1 mai 2017

Lire une carte postale

13 rue des Moulins à Pîtres - Epicerie Lesueur

Que raconte une carte postale ?


Reprenons une carte postale qui figure dans le bulletin n°2 sur les commerces de Pîtres, celui du 13 rue des Moulins et cherchons modestement à l’exploiter. En particulier on peut chercher à dater cette carte. Le timbre, le cachet mais surtout les personnages peuvent nous aider.
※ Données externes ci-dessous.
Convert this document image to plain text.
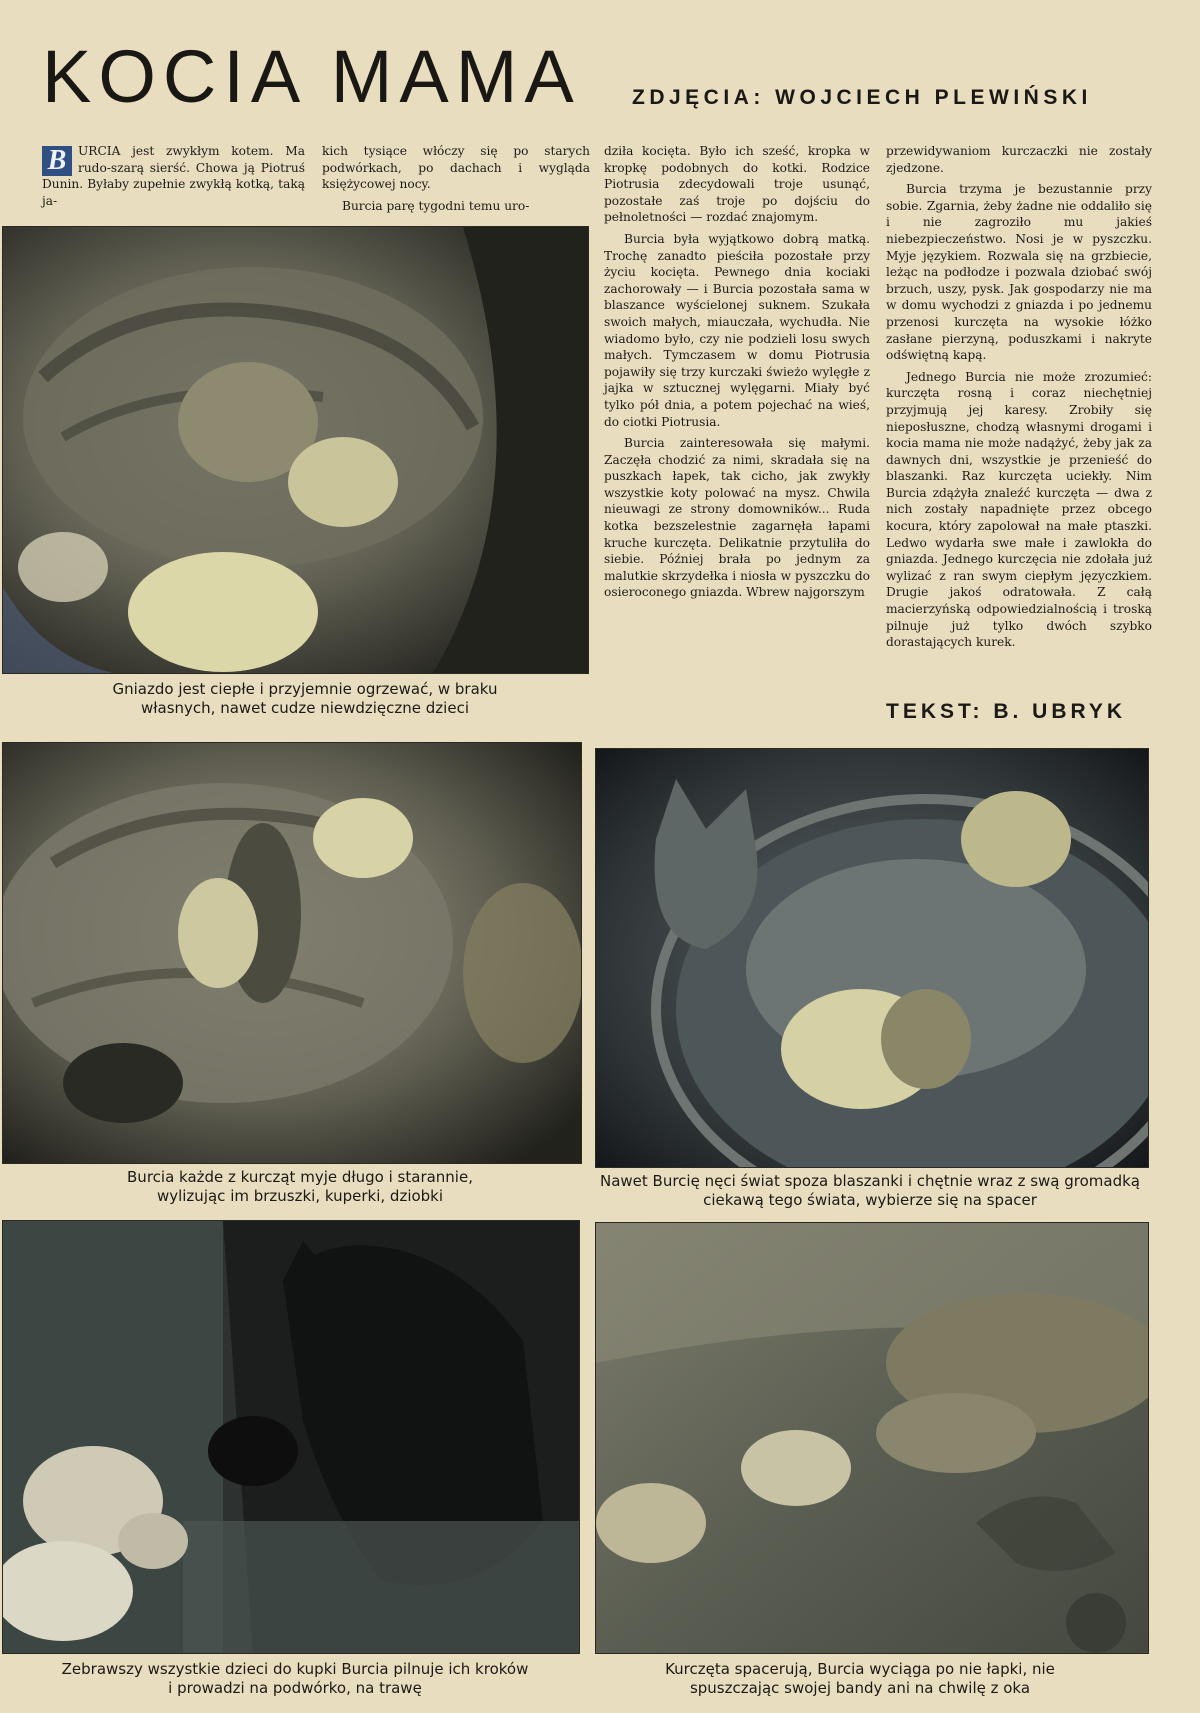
KOCIA MAMA ZDJĘCIA: WOJCIECH PLEWIŃSKI
B URCIA jest zwykłym kotem. Ma rudo-szarą sierść. Chowa ją Piotruś Dunin. Byłaby zupełnie zwykłą kotką, taką ja-

kich tysiące włóczy się po starych podwórkach, po dachach i wygląda księżycowej nocy.

Burcia parę tygodni temu uro-

dziła kocięta. Było ich sześć, kropka w kropkę podobnych do kotki. Rodzice Piotrusia zdecydowali troje usunąć, pozostałe zaś troje po dojściu do pełnoletności — rozdać znajomym.

Burcia była wyjątkowo dobrą matką. Trochę zanadto pieściła pozostałe przy życiu kocięta. Pewnego dnia kociaki zachorowały — i Burcia pozostała sama w blaszance wyścielonej suknem. Szukała swoich małych, miauczała, wychudła. Nie wiadomo było, czy nie podzieli losu swych małych. Tymczasem w domu Piotrusia pojawiły się trzy kurczaki świeżo wylęgłe z jajka w sztucznej wylęgarni. Miały być tylko pół dnia, a potem pojechać na wieś, do ciotki Piotrusia.

Burcia zainteresowała się małymi. Zaczęła chodzić za nimi, skradała się na puszkach łapek, tak cicho, jak zwykły wszystkie koty polować na mysz. Chwila nieuwagi ze strony domowników... Ruda kotka bezszelestnie zagarnęła łapami kruche kurczęta. Delikatnie przytuliła do siebie. Później brała po jednym za malutkie skrzydełka i niosła w pyszczku do osieroconego gniazda. Wbrew najgorszym

przewidywaniom kurczaczki nie zostały zjedzone.

Burcia trzyma je bezustannie przy sobie. Zgarnia, żeby żadne nie oddaliło się i nie zagroziło mu jakieś niebezpieczeństwo. Nosi je w pyszczku. Myje językiem. Rozwala się na grzbiecie, leżąc na podłodze i pozwala dziobać swój brzuch, uszy, pysk. Jak gospodarzy nie ma w domu wychodzi z gniazda i po jednemu przenosi kurczęta na wysokie łóżko zasłane pierzyną, poduszkami i nakryte odświętną kapą.

Jednego Burcia nie może zrozumieć: kurczęta rosną i coraz niechętniej przyjmują jej karesy. Zrobiły się nieposłuszne, chodzą własnymi drogami i kocia mama nie może nadążyć, żeby jak za dawnych dni, wszystkie je przenieść do blaszanki. Raz kurczęta uciekły. Nim Burcia zdążyła znaleźć kurczęta — dwa z nich zostały napadnięte przez obcego kocura, który zapolował na małe ptaszki. Ledwo wydarła swe małe i zawlokła do gniazda. Jednego kurczęcia nie zdołała już wylizać z ran swym ciepłym języczkiem. Drugie jakoś odratowała. Z całą macierzyńską odpowiedzialnością i troską pilnuje już tylko dwóch szybko dorastających kurek.

TEKST: B. UBRYK

Gniazdo jest ciepłe i przyjemnie ogrzewać, w braku własnych, nawet cudze niewdzięczne dzieci

Burcia każde z kurcząt myje długo i starannie, wylizując im brzuszki, kuperki, dziobki

Nawet Burcię nęci świat spoza blaszanki i chętnie wraz z swą gromadką ciekawą tego świata, wybierze się na spacer

Zebrawszy wszystkie dzieci do kupki Burcia pilnuje ich kroków i prowadzi na podwórko, na trawę

Kurczęta spacerują, Burcia wyciąga po nie łapki, nie spuszczając swojej bandy ani na chwilę z oka
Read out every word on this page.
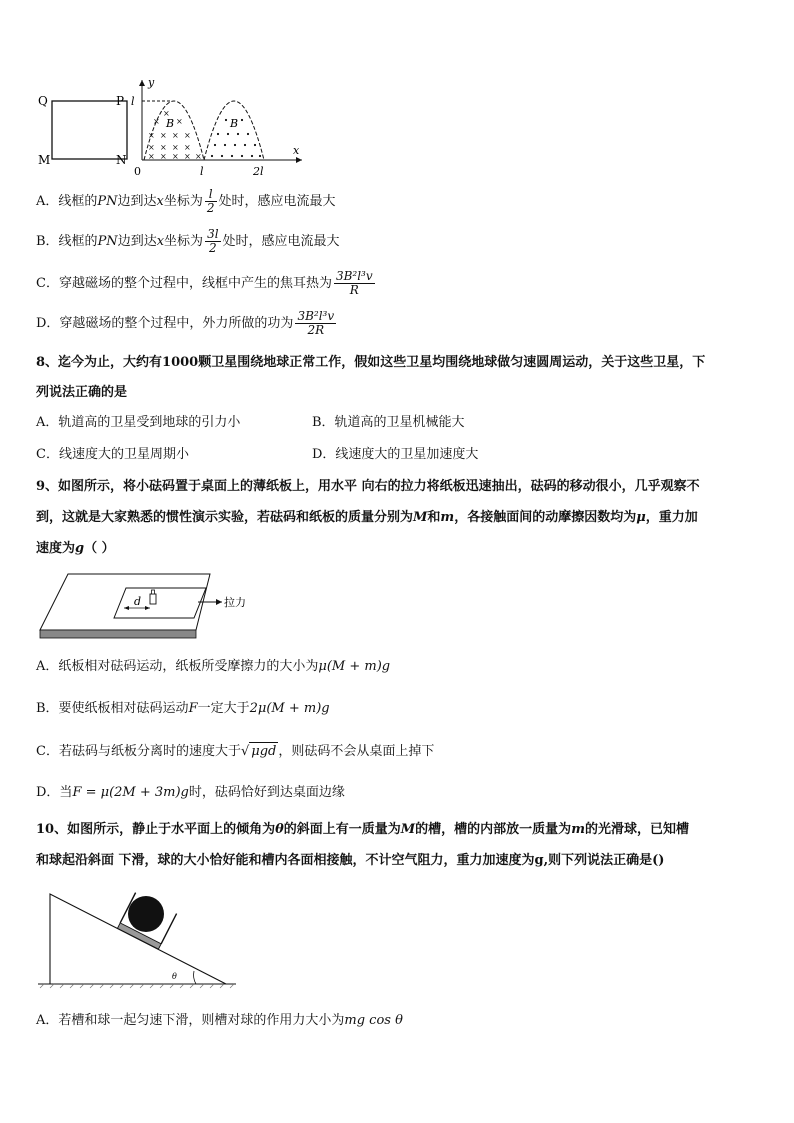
Q	P
M	N
y
x
l
0	l	2l
×
×
×
× × × ×
× × × ×
× × × × ×
B	B
A．线框的PN边到达x坐标为 $\frac{l}{2}$ 处时，感应电流最大
B．线框的PN边到达x坐标为 $\frac{3l}{2}$ 处时，感应电流最大
C．穿越磁场的整个过程中，线框中产生的焦耳热为 $\frac{\text{3B²l³v}}{R}$
D．穿越磁场的整个过程中，外力所做的功为 $\frac{\text{3B²l³v}}{2R}$
8、迄今为止，大约有1000颗卫星围绕地球正常工作，假如这些卫星均围绕地球做匀速圆周运动，关于这些卫星，下
列说法正确的是
A．轨道高的卫星受到地球的引力小	B．轨道高的卫星机械能大
C．线速度大的卫星周期小	D．线速度大的卫星加速度大
9、如图所示，将小砝码置于桌面上的薄纸板上，用水平 向右的拉力将纸板迅速抽出，砝码的移动很小，几乎观察不
到，这就是大家熟悉的惯性演示实验，若砝码和纸板的质量分别为M和m，各接触面间的动摩擦因数均为μ，重力加
速度为g（ ）
d	拉力
A．纸板相对砝码运动，纸板所受摩擦力的大小为μ(M + m)g
B．要使纸板相对砝码运动F一定大于2μ(M + m)g
C．若砝码与纸板分离时的速度大于√ μgd ，则砝码不会从桌面上掉下
D．当F = μ(2M + 3m)g时，砝码恰好到达桌面边缘
10、如图所示，静止于水平面上的倾角为θ的斜面上有一质量为M的槽，槽的内部放一质量为m的光滑球，已知槽
和球起沿斜面 下滑，球的大小恰好能和槽内各面相接触，不计空气阻力，重力加速度为g,则下列说法正确是()
θ
A．若槽和球一起匀速下滑，则槽对球的作用力大小为mg cos θ
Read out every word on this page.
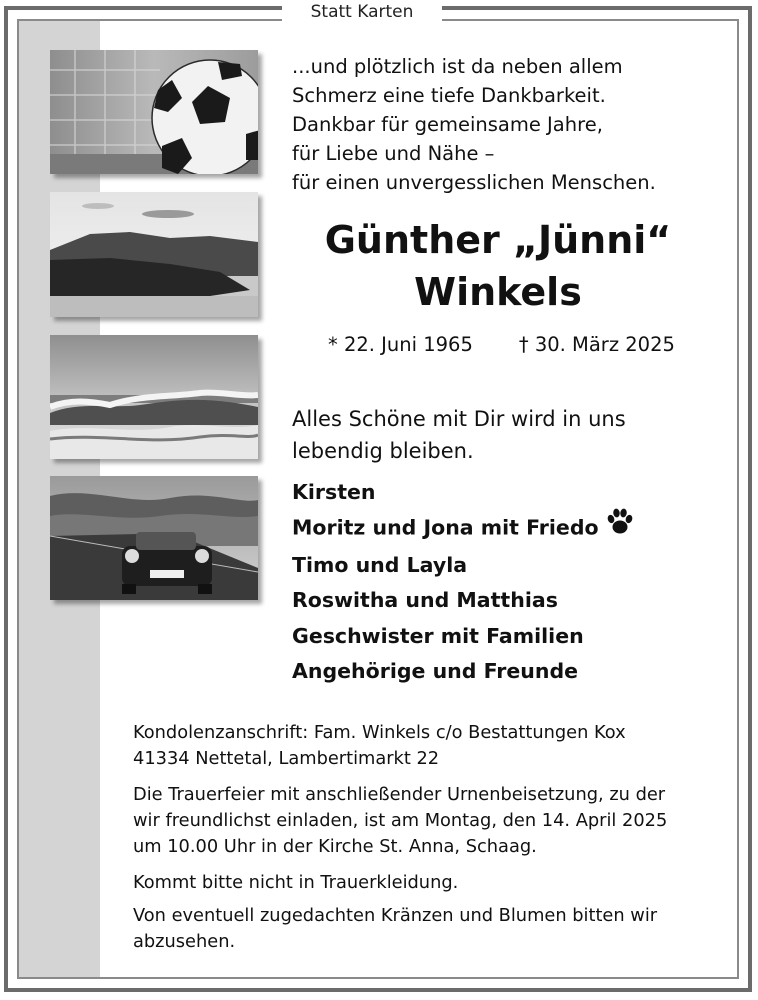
Statt Karten
...und plötzlich ist da neben allem
Schmerz eine tiefe Dankbarkeit.
Dankbar für gemeinsame Jahre,
für Liebe und Nähe –
für einen unvergesslichen Menschen.
Günther „Jünni“
Winkels
* 22. Juni 1965 † 30. März 2025
Alles Schöne mit Dir wird in uns
lebendig bleiben.
Kirsten
Moritz und Jona mit Friedo
Timo und Layla
Roswitha und Matthias
Geschwister mit Familien
Angehörige und Freunde
Kondolenzanschrift: Fam. Winkels c/o Bestattungen Kox
41334 Nettetal, Lambertimarkt 22
Die Trauerfeier mit anschließender Urnenbeisetzung, zu der
wir freundlichst einladen, ist am Montag, den 14. April 2025
um 10.00 Uhr in der Kirche St. Anna, Schaag.
Kommt bitte nicht in Trauerkleidung.
Von eventuell zugedachten Kränzen und Blumen bitten wir
abzusehen.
Mais on peut apprendre bien d’autres choses...

LE TIMBRE

La semeuse camée vert foncé 5c ne renseigne pas sur la date de la carte car ce timbre a été en service de 1907 à 1921.
On l’utilise pour 5 mots plus signature

LE CACHET DE LA POSTE

La carte a été postée de Romilly sur Andelle Eure le 14 avril 1908, ce qui coïncide bien avec le timbre
La photo est donc antérieure à 1908

LES TOITS DE CHAUME

13 rue des Moulins à Pîtres - Epicerie Lesueur
Beaucoup de maisons basses à Pîtres conservèrent leur toit de chaume jusqu’aux environs de 1930-1940. En 1856, sur 290 maisons, il y en a 220 avec toit de chaume et 39 avec un étage. En 1886, il n’y a plus que 163 maisons à toit de chaume mais 58 avec un étage : on construit !

LES FENETRES OBTUREES

13 rue des Moulins à Pîtres - Epicerie Lesueur
Une dizaine d’années après la Révolution française, en 1798, sous le Directoire, un nouvel impôt a été levé en France : un impôt qui taxait les propriétaires en fonction du nombre de portes et de fenêtres de leur maison.
C’est pourquoi les fenêtres furent bouchées !
Peu à peu, les médecins s’irritèrent des conséquences de cet impôt : les habitations devenaient de plus en plus sombres, elles étaient mal aérées, notamment dans les quartiers pauvres. Voilà pourquoi cet impôt qui, de toute façon ne rapportait pas à l’État autant qu’il l’avait espéré, fut aboli en 1926. Sur cette photo plus récente les fenêtres ont été rouvertes.
Les toits de chaume sont encore là ! on lit encore épicerie Lesueur, mais plus de réclame.


TARDIEU

Cliché Tardieu Pont de l'Arche
C’est une très petite maison d’éditions sise à Pont de l’Arche. On ne la retrouve pas dans la liste des maisons d’éditions du début du XXe siècle.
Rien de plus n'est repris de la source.